Nous vivons dans un pays où les logements sont généralement partagés par des familles pouvant compter plus d’une vingtaine de personnes. Les gens n’ont pas le même niveau de compréhension et de perception du risque. Ils vivent de manière « très sociale » et celui qui respecte ces mesures barrières se trouve souvent isolé.
« Seul Dieu peut sauver les familles nucléaires contre la maladie du coronavirus parce qu’elles sont incapables de respecter les mesures barrières », estiment beaucoup de maliens. Certains de nos interlocuteurs croient même que c’est un miracle que le pays soit autant épargné jusqu’à présent.
En effet, la Covid-19 est une maladie facilement transmissible et la manière dont nous vivons dans nos grandes familles au Mali, il serait difficile d’être épargné. Aujourd’hui, l’avancer de la Covid-19 est tel que, Mamadou Traoré, issu d’une grande famille à Lafiabougou, pense que c’est un miracle si sa famille est encore épargnée à ce niveau.

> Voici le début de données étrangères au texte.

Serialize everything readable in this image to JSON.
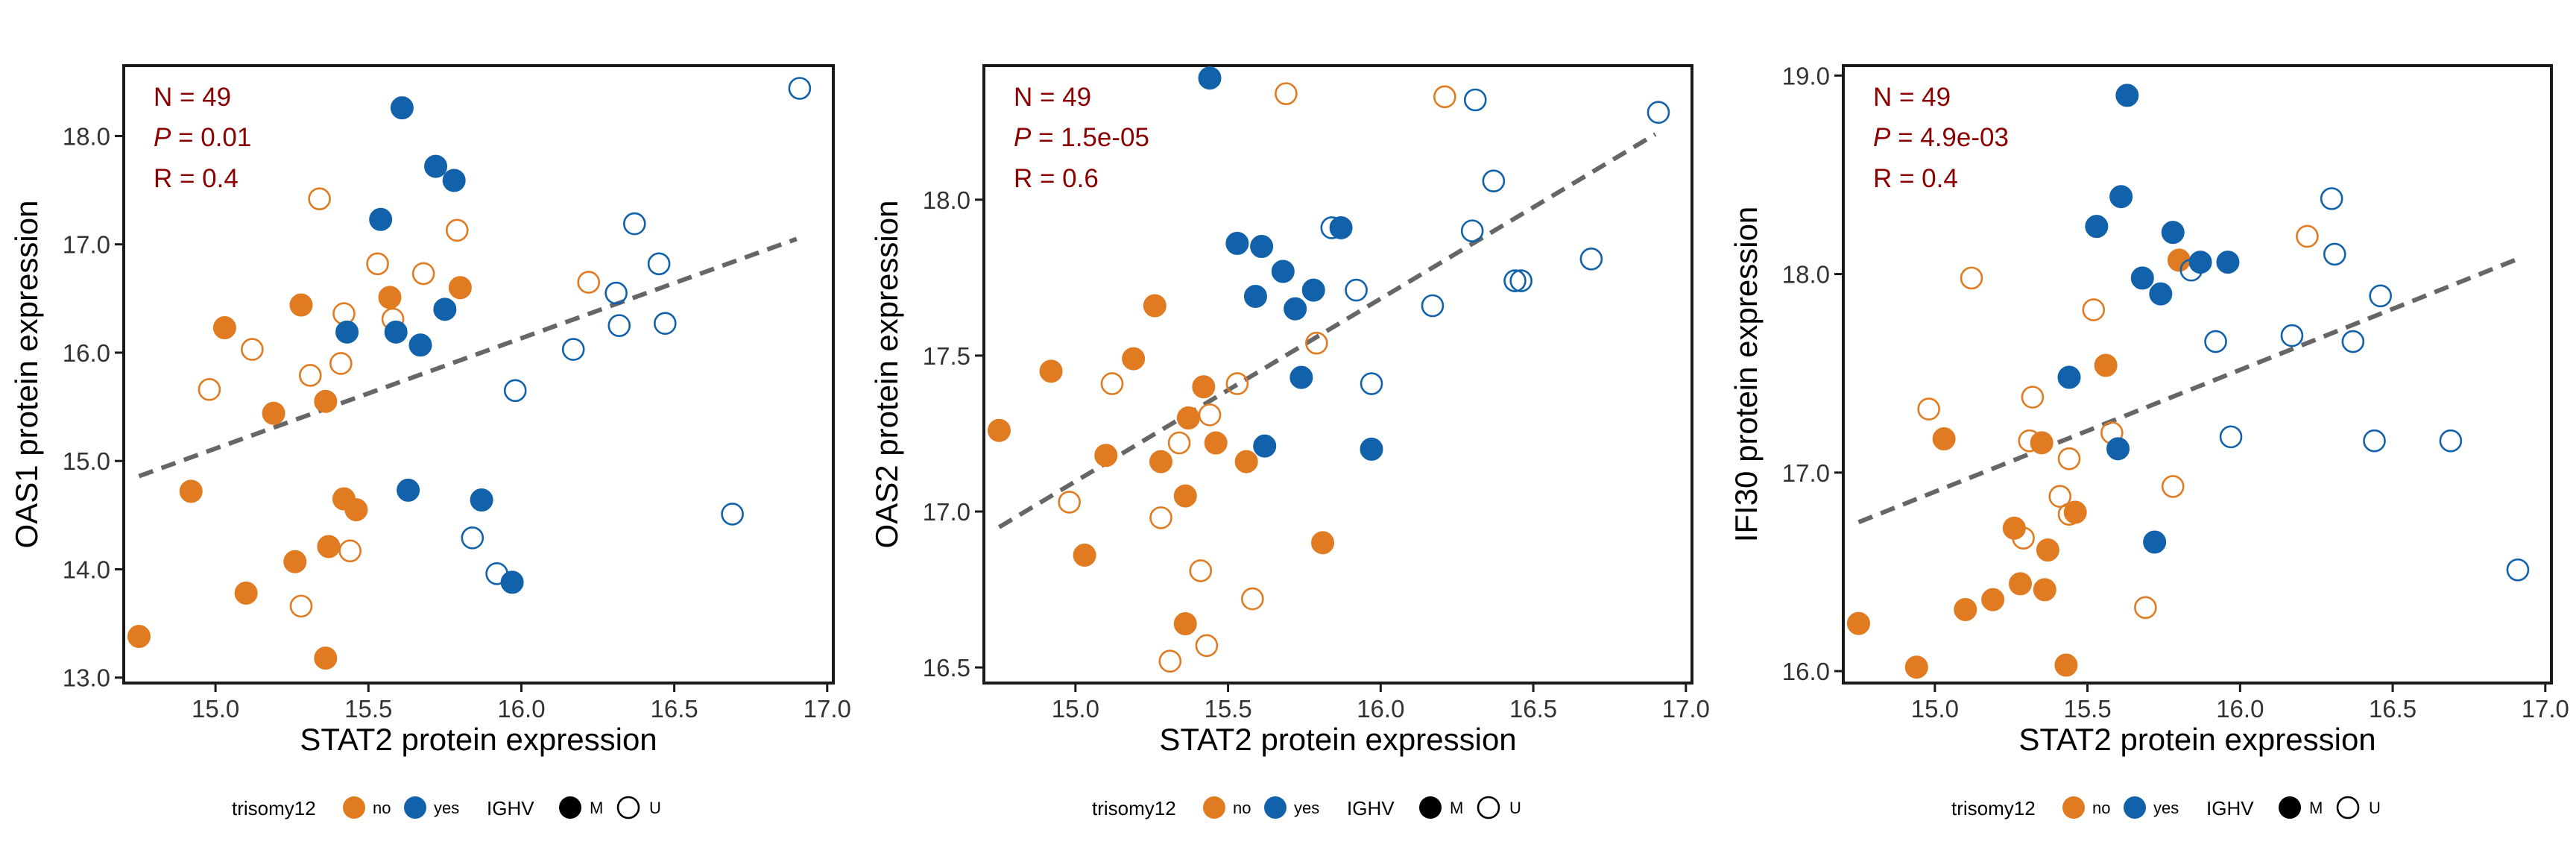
{
  "colors": {
    "no": "#E07B22",
    "yes": "#1162AA",
    "annotation": "#8B0000",
    "fit_line": "#666666",
    "axis": "#1a1a1a"
  },
  "legend": {
    "trisomy_title": "trisomy12",
    "trisomy_no": "no",
    "trisomy_yes": "yes",
    "ighv_title": "IGHV",
    "ighv_m": "M",
    "ighv_u": "U"
  },
  "chart_data": [
    {
      "type": "scatter",
      "xlabel": "STAT2 protein expression",
      "ylabel": "OAS1 protein expression",
      "xlim": [
        14.7,
        17.02
      ],
      "ylim": [
        12.95,
        18.65
      ],
      "xticks": [
        "15.0",
        "15.5",
        "16.0",
        "16.5",
        "17.0"
      ],
      "yticks": [
        "13.0",
        "14.0",
        "15.0",
        "16.0",
        "17.0",
        "18.0"
      ],
      "annotation": {
        "n": "N = 49",
        "p_label": "P",
        "p_value": " = 0.01",
        "r": "R = 0.4"
      },
      "fit_line": [
        [
          14.75,
          14.86
        ],
        [
          16.9,
          17.05
        ]
      ],
      "legend_position": "bottom",
      "grid": false,
      "points": [
        {
          "x": 14.75,
          "y": 13.38,
          "t": "no",
          "i": "M"
        },
        {
          "x": 14.92,
          "y": 14.72,
          "t": "no",
          "i": "M"
        },
        {
          "x": 14.98,
          "y": 15.66,
          "t": "no",
          "i": "U"
        },
        {
          "x": 15.03,
          "y": 16.23,
          "t": "no",
          "i": "M"
        },
        {
          "x": 15.1,
          "y": 13.78,
          "t": "no",
          "i": "M"
        },
        {
          "x": 15.12,
          "y": 16.03,
          "t": "no",
          "i": "U"
        },
        {
          "x": 15.19,
          "y": 15.44,
          "t": "no",
          "i": "M"
        },
        {
          "x": 15.26,
          "y": 14.07,
          "t": "no",
          "i": "M"
        },
        {
          "x": 15.28,
          "y": 16.44,
          "t": "no",
          "i": "M"
        },
        {
          "x": 15.28,
          "y": 13.66,
          "t": "no",
          "i": "U"
        },
        {
          "x": 15.31,
          "y": 15.79,
          "t": "no",
          "i": "U"
        },
        {
          "x": 15.34,
          "y": 17.42,
          "t": "no",
          "i": "U"
        },
        {
          "x": 15.36,
          "y": 15.55,
          "t": "no",
          "i": "M"
        },
        {
          "x": 15.36,
          "y": 13.18,
          "t": "no",
          "i": "M"
        },
        {
          "x": 15.37,
          "y": 14.21,
          "t": "no",
          "i": "M"
        },
        {
          "x": 15.41,
          "y": 15.9,
          "t": "no",
          "i": "U"
        },
        {
          "x": 15.42,
          "y": 16.36,
          "t": "no",
          "i": "U"
        },
        {
          "x": 15.42,
          "y": 14.65,
          "t": "no",
          "i": "M"
        },
        {
          "x": 15.44,
          "y": 14.17,
          "t": "no",
          "i": "U"
        },
        {
          "x": 15.46,
          "y": 14.55,
          "t": "no",
          "i": "M"
        },
        {
          "x": 15.53,
          "y": 16.82,
          "t": "no",
          "i": "U"
        },
        {
          "x": 15.57,
          "y": 16.51,
          "t": "no",
          "i": "M"
        },
        {
          "x": 15.58,
          "y": 16.31,
          "t": "no",
          "i": "U"
        },
        {
          "x": 15.68,
          "y": 16.73,
          "t": "no",
          "i": "U"
        },
        {
          "x": 15.79,
          "y": 17.13,
          "t": "no",
          "i": "U"
        },
        {
          "x": 15.8,
          "y": 16.6,
          "t": "no",
          "i": "M"
        },
        {
          "x": 16.22,
          "y": 16.65,
          "t": "no",
          "i": "U"
        },
        {
          "x": 15.43,
          "y": 16.19,
          "t": "yes",
          "i": "M"
        },
        {
          "x": 15.54,
          "y": 17.23,
          "t": "yes",
          "i": "M"
        },
        {
          "x": 15.59,
          "y": 16.19,
          "t": "yes",
          "i": "M"
        },
        {
          "x": 15.61,
          "y": 18.26,
          "t": "yes",
          "i": "M"
        },
        {
          "x": 15.63,
          "y": 14.73,
          "t": "yes",
          "i": "M"
        },
        {
          "x": 15.67,
          "y": 16.07,
          "t": "yes",
          "i": "M"
        },
        {
          "x": 15.72,
          "y": 17.72,
          "t": "yes",
          "i": "M"
        },
        {
          "x": 15.75,
          "y": 16.4,
          "t": "yes",
          "i": "M"
        },
        {
          "x": 15.78,
          "y": 17.59,
          "t": "yes",
          "i": "M"
        },
        {
          "x": 15.87,
          "y": 14.64,
          "t": "yes",
          "i": "M"
        },
        {
          "x": 15.97,
          "y": 13.88,
          "t": "yes",
          "i": "M"
        },
        {
          "x": 15.84,
          "y": 14.29,
          "t": "yes",
          "i": "U"
        },
        {
          "x": 15.92,
          "y": 13.96,
          "t": "yes",
          "i": "U"
        },
        {
          "x": 15.98,
          "y": 15.65,
          "t": "yes",
          "i": "U"
        },
        {
          "x": 16.17,
          "y": 16.03,
          "t": "yes",
          "i": "U"
        },
        {
          "x": 16.31,
          "y": 16.55,
          "t": "yes",
          "i": "U"
        },
        {
          "x": 16.32,
          "y": 16.25,
          "t": "yes",
          "i": "U"
        },
        {
          "x": 16.37,
          "y": 17.19,
          "t": "yes",
          "i": "U"
        },
        {
          "x": 16.45,
          "y": 16.82,
          "t": "yes",
          "i": "U"
        },
        {
          "x": 16.47,
          "y": 16.27,
          "t": "yes",
          "i": "U"
        },
        {
          "x": 16.69,
          "y": 14.51,
          "t": "yes",
          "i": "U"
        },
        {
          "x": 16.91,
          "y": 18.44,
          "t": "yes",
          "i": "U"
        }
      ]
    },
    {
      "type": "scatter",
      "xlabel": "STAT2 protein expression",
      "ylabel": "OAS2 protein expression",
      "xlim": [
        14.7,
        17.02
      ],
      "ylim": [
        16.45,
        18.43
      ],
      "xticks": [
        "15.0",
        "15.5",
        "16.0",
        "16.5",
        "17.0"
      ],
      "yticks": [
        "16.5",
        "17.0",
        "17.5",
        "18.0"
      ],
      "annotation": {
        "n": "N = 49",
        "p_label": "P",
        "p_value": " = 1.5e-05",
        "r": "R = 0.6"
      },
      "fit_line": [
        [
          14.75,
          16.95
        ],
        [
          16.9,
          18.21
        ]
      ],
      "legend_position": "bottom",
      "grid": false,
      "points": [
        {
          "x": 14.75,
          "y": 17.26,
          "t": "no",
          "i": "M"
        },
        {
          "x": 14.92,
          "y": 17.45,
          "t": "no",
          "i": "M"
        },
        {
          "x": 14.98,
          "y": 17.03,
          "t": "no",
          "i": "U"
        },
        {
          "x": 15.03,
          "y": 16.86,
          "t": "no",
          "i": "M"
        },
        {
          "x": 15.1,
          "y": 17.18,
          "t": "no",
          "i": "M"
        },
        {
          "x": 15.12,
          "y": 17.41,
          "t": "no",
          "i": "U"
        },
        {
          "x": 15.19,
          "y": 17.49,
          "t": "no",
          "i": "M"
        },
        {
          "x": 15.26,
          "y": 17.66,
          "t": "no",
          "i": "M"
        },
        {
          "x": 15.28,
          "y": 17.16,
          "t": "no",
          "i": "M"
        },
        {
          "x": 15.28,
          "y": 16.98,
          "t": "no",
          "i": "U"
        },
        {
          "x": 15.31,
          "y": 16.52,
          "t": "no",
          "i": "U"
        },
        {
          "x": 15.34,
          "y": 17.22,
          "t": "no",
          "i": "U"
        },
        {
          "x": 15.36,
          "y": 16.64,
          "t": "no",
          "i": "M"
        },
        {
          "x": 15.36,
          "y": 17.05,
          "t": "no",
          "i": "M"
        },
        {
          "x": 15.37,
          "y": 17.3,
          "t": "no",
          "i": "M"
        },
        {
          "x": 15.41,
          "y": 16.81,
          "t": "no",
          "i": "U"
        },
        {
          "x": 15.42,
          "y": 17.4,
          "t": "no",
          "i": "M"
        },
        {
          "x": 15.43,
          "y": 16.57,
          "t": "no",
          "i": "U"
        },
        {
          "x": 15.44,
          "y": 17.31,
          "t": "no",
          "i": "U"
        },
        {
          "x": 15.46,
          "y": 17.22,
          "t": "no",
          "i": "M"
        },
        {
          "x": 15.53,
          "y": 17.41,
          "t": "no",
          "i": "U"
        },
        {
          "x": 15.56,
          "y": 17.16,
          "t": "no",
          "i": "M"
        },
        {
          "x": 15.58,
          "y": 16.72,
          "t": "no",
          "i": "U"
        },
        {
          "x": 15.69,
          "y": 18.34,
          "t": "no",
          "i": "U"
        },
        {
          "x": 15.79,
          "y": 17.54,
          "t": "no",
          "i": "U"
        },
        {
          "x": 15.81,
          "y": 16.9,
          "t": "no",
          "i": "M"
        },
        {
          "x": 16.21,
          "y": 18.33,
          "t": "no",
          "i": "U"
        },
        {
          "x": 15.44,
          "y": 18.39,
          "t": "yes",
          "i": "M"
        },
        {
          "x": 15.53,
          "y": 17.86,
          "t": "yes",
          "i": "M"
        },
        {
          "x": 15.59,
          "y": 17.69,
          "t": "yes",
          "i": "M"
        },
        {
          "x": 15.61,
          "y": 17.85,
          "t": "yes",
          "i": "M"
        },
        {
          "x": 15.62,
          "y": 17.21,
          "t": "yes",
          "i": "M"
        },
        {
          "x": 15.68,
          "y": 17.77,
          "t": "yes",
          "i": "M"
        },
        {
          "x": 15.72,
          "y": 17.65,
          "t": "yes",
          "i": "M"
        },
        {
          "x": 15.74,
          "y": 17.43,
          "t": "yes",
          "i": "M"
        },
        {
          "x": 15.78,
          "y": 17.71,
          "t": "yes",
          "i": "M"
        },
        {
          "x": 15.87,
          "y": 17.91,
          "t": "yes",
          "i": "M"
        },
        {
          "x": 15.97,
          "y": 17.2,
          "t": "yes",
          "i": "M"
        },
        {
          "x": 15.84,
          "y": 17.91,
          "t": "yes",
          "i": "U"
        },
        {
          "x": 15.92,
          "y": 17.71,
          "t": "yes",
          "i": "U"
        },
        {
          "x": 15.97,
          "y": 17.41,
          "t": "yes",
          "i": "U"
        },
        {
          "x": 16.17,
          "y": 17.66,
          "t": "yes",
          "i": "U"
        },
        {
          "x": 16.3,
          "y": 17.9,
          "t": "yes",
          "i": "U"
        },
        {
          "x": 16.31,
          "y": 18.32,
          "t": "yes",
          "i": "U"
        },
        {
          "x": 16.37,
          "y": 18.06,
          "t": "yes",
          "i": "U"
        },
        {
          "x": 16.44,
          "y": 17.74,
          "t": "yes",
          "i": "U"
        },
        {
          "x": 16.46,
          "y": 17.74,
          "t": "yes",
          "i": "U"
        },
        {
          "x": 16.69,
          "y": 17.81,
          "t": "yes",
          "i": "U"
        },
        {
          "x": 16.91,
          "y": 18.28,
          "t": "yes",
          "i": "U"
        }
      ]
    },
    {
      "type": "scatter",
      "xlabel": "STAT2 protein expression",
      "ylabel": "IFI30 protein expression",
      "xlim": [
        14.7,
        17.02
      ],
      "ylim": [
        15.94,
        19.05
      ],
      "xticks": [
        "15.0",
        "15.5",
        "16.0",
        "16.5",
        "17.0"
      ],
      "yticks": [
        "16.0",
        "17.0",
        "18.0",
        "19.0"
      ],
      "annotation": {
        "n": "N = 49",
        "p_label": "P",
        "p_value": " = 4.9e-03",
        "r": "R = 0.4"
      },
      "fit_line": [
        [
          14.75,
          16.75
        ],
        [
          16.9,
          18.07
        ]
      ],
      "legend_position": "bottom",
      "grid": false,
      "points": [
        {
          "x": 14.75,
          "y": 16.24,
          "t": "no",
          "i": "M"
        },
        {
          "x": 14.94,
          "y": 16.02,
          "t": "no",
          "i": "M"
        },
        {
          "x": 14.98,
          "y": 17.32,
          "t": "no",
          "i": "U"
        },
        {
          "x": 15.03,
          "y": 17.17,
          "t": "no",
          "i": "M"
        },
        {
          "x": 15.1,
          "y": 16.31,
          "t": "no",
          "i": "M"
        },
        {
          "x": 15.12,
          "y": 17.98,
          "t": "no",
          "i": "U"
        },
        {
          "x": 15.19,
          "y": 16.36,
          "t": "no",
          "i": "M"
        },
        {
          "x": 15.26,
          "y": 16.72,
          "t": "no",
          "i": "M"
        },
        {
          "x": 15.28,
          "y": 16.44,
          "t": "no",
          "i": "M"
        },
        {
          "x": 15.29,
          "y": 16.67,
          "t": "no",
          "i": "U"
        },
        {
          "x": 15.31,
          "y": 17.16,
          "t": "no",
          "i": "U"
        },
        {
          "x": 15.32,
          "y": 17.38,
          "t": "no",
          "i": "U"
        },
        {
          "x": 15.35,
          "y": 17.15,
          "t": "no",
          "i": "M"
        },
        {
          "x": 15.36,
          "y": 16.41,
          "t": "no",
          "i": "M"
        },
        {
          "x": 15.37,
          "y": 16.61,
          "t": "no",
          "i": "M"
        },
        {
          "x": 15.41,
          "y": 16.88,
          "t": "no",
          "i": "U"
        },
        {
          "x": 15.43,
          "y": 16.03,
          "t": "no",
          "i": "M"
        },
        {
          "x": 15.44,
          "y": 17.07,
          "t": "no",
          "i": "U"
        },
        {
          "x": 15.44,
          "y": 16.79,
          "t": "no",
          "i": "U"
        },
        {
          "x": 15.46,
          "y": 16.8,
          "t": "no",
          "i": "M"
        },
        {
          "x": 15.52,
          "y": 17.82,
          "t": "no",
          "i": "U"
        },
        {
          "x": 15.56,
          "y": 17.54,
          "t": "no",
          "i": "M"
        },
        {
          "x": 15.58,
          "y": 17.2,
          "t": "no",
          "i": "U"
        },
        {
          "x": 15.69,
          "y": 16.32,
          "t": "no",
          "i": "U"
        },
        {
          "x": 15.78,
          "y": 16.93,
          "t": "no",
          "i": "U"
        },
        {
          "x": 15.8,
          "y": 18.07,
          "t": "no",
          "i": "M"
        },
        {
          "x": 16.22,
          "y": 18.19,
          "t": "no",
          "i": "U"
        },
        {
          "x": 15.44,
          "y": 17.48,
          "t": "yes",
          "i": "M"
        },
        {
          "x": 15.53,
          "y": 18.24,
          "t": "yes",
          "i": "M"
        },
        {
          "x": 15.6,
          "y": 17.12,
          "t": "yes",
          "i": "M"
        },
        {
          "x": 15.61,
          "y": 18.39,
          "t": "yes",
          "i": "M"
        },
        {
          "x": 15.63,
          "y": 18.9,
          "t": "yes",
          "i": "M"
        },
        {
          "x": 15.68,
          "y": 17.98,
          "t": "yes",
          "i": "M"
        },
        {
          "x": 15.72,
          "y": 16.65,
          "t": "yes",
          "i": "M"
        },
        {
          "x": 15.74,
          "y": 17.9,
          "t": "yes",
          "i": "M"
        },
        {
          "x": 15.78,
          "y": 18.21,
          "t": "yes",
          "i": "M"
        },
        {
          "x": 15.87,
          "y": 18.06,
          "t": "yes",
          "i": "M"
        },
        {
          "x": 15.96,
          "y": 18.06,
          "t": "yes",
          "i": "M"
        },
        {
          "x": 15.84,
          "y": 18.02,
          "t": "yes",
          "i": "U"
        },
        {
          "x": 15.92,
          "y": 17.66,
          "t": "yes",
          "i": "U"
        },
        {
          "x": 15.97,
          "y": 17.18,
          "t": "yes",
          "i": "U"
        },
        {
          "x": 16.17,
          "y": 17.69,
          "t": "yes",
          "i": "U"
        },
        {
          "x": 16.3,
          "y": 18.38,
          "t": "yes",
          "i": "U"
        },
        {
          "x": 16.31,
          "y": 18.1,
          "t": "yes",
          "i": "U"
        },
        {
          "x": 16.37,
          "y": 17.66,
          "t": "yes",
          "i": "U"
        },
        {
          "x": 16.44,
          "y": 17.16,
          "t": "yes",
          "i": "U"
        },
        {
          "x": 16.46,
          "y": 17.89,
          "t": "yes",
          "i": "U"
        },
        {
          "x": 16.69,
          "y": 17.16,
          "t": "yes",
          "i": "U"
        },
        {
          "x": 16.91,
          "y": 16.51,
          "t": "yes",
          "i": "U"
        }
      ]
    }
  ]
}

« A mon niveau je m’efforce toujours de rappeler ma femme et mes enfants sur le respect des mesures. Mais, quand tu vis dans une grande famille avec des personnes de niveau différent, de compréhension différente et de culture différente, ça ne servira à rien », déplore-t-il. Selon lui, le respect des mesures barrières dans les grandes familles relève aussi d’un miracle.
Selon Docteur Camara, il faudra convaincre davantage les populations car elles entendent des morts de Covid-19 et estiment n’avoir jamais vu de malade de Covid-19. « C’est ce que les gens disent dans les couloirs », dit-il. Il pense qu’il faut démontrer par la manière la plus simple que cette maladie existe effectivement et qu’elle tue.
Les gens ne font pas systématiquement confiance aux autorités sanitaires. Donc, il faudrait mieux impliquer population et prendre son avis pour riposter contre de telle situation. Il estime que l’accent doit être mis sur les masques, car la contagion par le nez est réelle ainsi que le levage permanent des mains. M. Diallo ajoute qu’il ne faut pas terroriser les populations. Pour lui, il faut éviter de semer la panique.
Pour le sociologue Moussa Doumbia, c’est la première fois à ces types des mesures barrières pour riposter contre une pandémie. Il rappelle que dans le cas de la méningite de 1968 où les établissements d’enseignement secondaire avaient été fermés, il n’y a pas eu l’emploi de mesures barrières. Seulement, rappelle-t-il, les visites étaient interdites aux malades pour éviter la contagion. M. Doumbia indique que dans les sociétés « très disciplinées » comme la Chine les mesures barrières peuvent marcher, contrairement aux pays comme la nôtre, y compris la France. Il souligne qu’à l’époque de la grippe espagnole il n’y a pas eu les mesures barrières. « La grippe espagnole est un peu voisine de la Covid-19 que d’autres appellent la grippe chinoise. Mais la contagion de la Covid est plus rapide et son taux de mortalité est beaucoup plus élevé que la grippe espagnole », dit-il.
Selon lui, le lavage des mains et le port du masque sont plus facile d’être adoptés que l’application de la distanciation. « Dans la société malienne où les gens vivent beaucoup plus en famille, le respect de la distanciation est très difficile. Nos autorités doivent trouver d’autres solutions en menant des réflexions », conclu M. Doumbia.